Deberíamos, pues, tratar de construir redes de integración más fuertes; pero para ello será necesario reevaluar la historia y reubicar a los héroes, como señaló en una oportunidad Germán Carrera Damas. Tal vez presenciemos en el futuro mayores choques de civilizaciones y visiones contrapuestas del mundo. Es necesario tratar de entender los contextos de los conflictos, antiguos o actuales, lo que no implica justificarlos. Si entendemos el pasado desde el presente y no desde sus propias circunstancias geotemporales parecerá casi siempre inapropiado, injusto o violento. Entender el pasado desde el presente implica valorarlo con las ideas prevalecientes en el momento de la reflexión. Ello, sin embargo, resulta distinto a hacerse preguntas sobre el pasado desde el presente, lo que siempre ha hecho el ser humano.

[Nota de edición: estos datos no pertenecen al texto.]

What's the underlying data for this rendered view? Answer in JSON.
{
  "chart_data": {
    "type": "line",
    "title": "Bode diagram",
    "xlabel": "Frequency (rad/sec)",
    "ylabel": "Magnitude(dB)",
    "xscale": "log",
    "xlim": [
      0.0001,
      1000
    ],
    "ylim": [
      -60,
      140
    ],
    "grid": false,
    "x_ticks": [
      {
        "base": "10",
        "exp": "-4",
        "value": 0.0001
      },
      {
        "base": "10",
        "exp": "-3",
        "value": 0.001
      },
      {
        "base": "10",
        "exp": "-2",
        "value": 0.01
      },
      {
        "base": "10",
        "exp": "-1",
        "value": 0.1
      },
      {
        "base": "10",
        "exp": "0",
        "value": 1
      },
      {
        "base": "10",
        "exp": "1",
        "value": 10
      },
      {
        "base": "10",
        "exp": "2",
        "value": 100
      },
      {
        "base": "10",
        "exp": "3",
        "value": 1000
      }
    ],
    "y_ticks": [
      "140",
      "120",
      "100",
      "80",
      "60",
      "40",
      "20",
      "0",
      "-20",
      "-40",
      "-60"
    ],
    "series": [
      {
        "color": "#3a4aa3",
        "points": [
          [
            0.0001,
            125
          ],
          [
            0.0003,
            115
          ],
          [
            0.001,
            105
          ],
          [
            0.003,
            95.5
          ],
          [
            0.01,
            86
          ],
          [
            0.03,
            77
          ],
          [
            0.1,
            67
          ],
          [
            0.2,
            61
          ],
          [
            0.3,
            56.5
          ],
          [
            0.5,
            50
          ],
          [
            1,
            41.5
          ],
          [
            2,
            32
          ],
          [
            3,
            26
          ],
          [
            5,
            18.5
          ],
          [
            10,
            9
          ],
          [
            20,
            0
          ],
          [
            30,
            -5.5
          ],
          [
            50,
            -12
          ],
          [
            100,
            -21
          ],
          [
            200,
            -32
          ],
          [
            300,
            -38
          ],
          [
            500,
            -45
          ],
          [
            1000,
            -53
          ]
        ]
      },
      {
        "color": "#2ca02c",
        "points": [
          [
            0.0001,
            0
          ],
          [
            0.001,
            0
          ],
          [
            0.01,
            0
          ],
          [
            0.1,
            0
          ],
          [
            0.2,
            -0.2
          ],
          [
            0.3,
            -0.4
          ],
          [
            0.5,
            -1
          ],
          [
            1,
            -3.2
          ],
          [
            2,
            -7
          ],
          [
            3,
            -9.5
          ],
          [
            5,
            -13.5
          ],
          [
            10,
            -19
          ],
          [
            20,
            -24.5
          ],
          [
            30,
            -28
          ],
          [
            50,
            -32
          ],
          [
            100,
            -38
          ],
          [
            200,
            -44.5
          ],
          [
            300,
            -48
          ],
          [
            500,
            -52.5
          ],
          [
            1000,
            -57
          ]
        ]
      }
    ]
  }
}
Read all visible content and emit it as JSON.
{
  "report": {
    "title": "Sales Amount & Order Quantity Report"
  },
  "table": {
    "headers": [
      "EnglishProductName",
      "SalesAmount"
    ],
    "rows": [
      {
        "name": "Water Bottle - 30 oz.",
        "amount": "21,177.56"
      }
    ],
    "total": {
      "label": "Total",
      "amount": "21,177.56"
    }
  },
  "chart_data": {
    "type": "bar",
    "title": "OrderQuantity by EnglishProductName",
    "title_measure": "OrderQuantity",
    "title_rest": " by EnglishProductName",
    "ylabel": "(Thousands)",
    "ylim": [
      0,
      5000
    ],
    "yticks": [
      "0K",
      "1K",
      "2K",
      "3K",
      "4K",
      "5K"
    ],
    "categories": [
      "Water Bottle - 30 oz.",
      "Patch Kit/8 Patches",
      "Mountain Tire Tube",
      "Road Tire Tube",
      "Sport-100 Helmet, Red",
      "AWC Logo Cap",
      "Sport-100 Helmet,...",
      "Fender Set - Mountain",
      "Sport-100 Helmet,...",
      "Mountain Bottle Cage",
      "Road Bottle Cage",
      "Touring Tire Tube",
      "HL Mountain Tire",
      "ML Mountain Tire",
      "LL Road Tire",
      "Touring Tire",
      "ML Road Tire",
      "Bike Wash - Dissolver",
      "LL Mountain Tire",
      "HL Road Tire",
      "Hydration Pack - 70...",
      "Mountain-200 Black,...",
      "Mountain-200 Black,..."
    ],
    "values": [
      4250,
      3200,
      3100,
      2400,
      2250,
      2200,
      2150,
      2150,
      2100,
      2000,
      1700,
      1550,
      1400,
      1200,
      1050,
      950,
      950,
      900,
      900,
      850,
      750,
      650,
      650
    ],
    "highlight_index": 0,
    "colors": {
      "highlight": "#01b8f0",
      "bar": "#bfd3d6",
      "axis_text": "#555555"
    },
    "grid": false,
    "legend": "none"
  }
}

Quizá más que nunca sea necesario descubrirnos: descubrir y valorar nuestra intrínseca diversidad y sus elementos constitutivos. El Orinoco y la Guayana toda, sus mundos, esperan un real descubrimiento y valoración de sus riquezas inmateriales y no solo materiales, una valoración de su diversidad tanto biológica como sociocultural. En este sentido, los pueblos indígenas así como otros segmentos sociales representan un reto para la comprensión de la Venezuela total, para entendernos como un país diverso que puede construir un gran bienestar social a partir precisamente de su diversidad.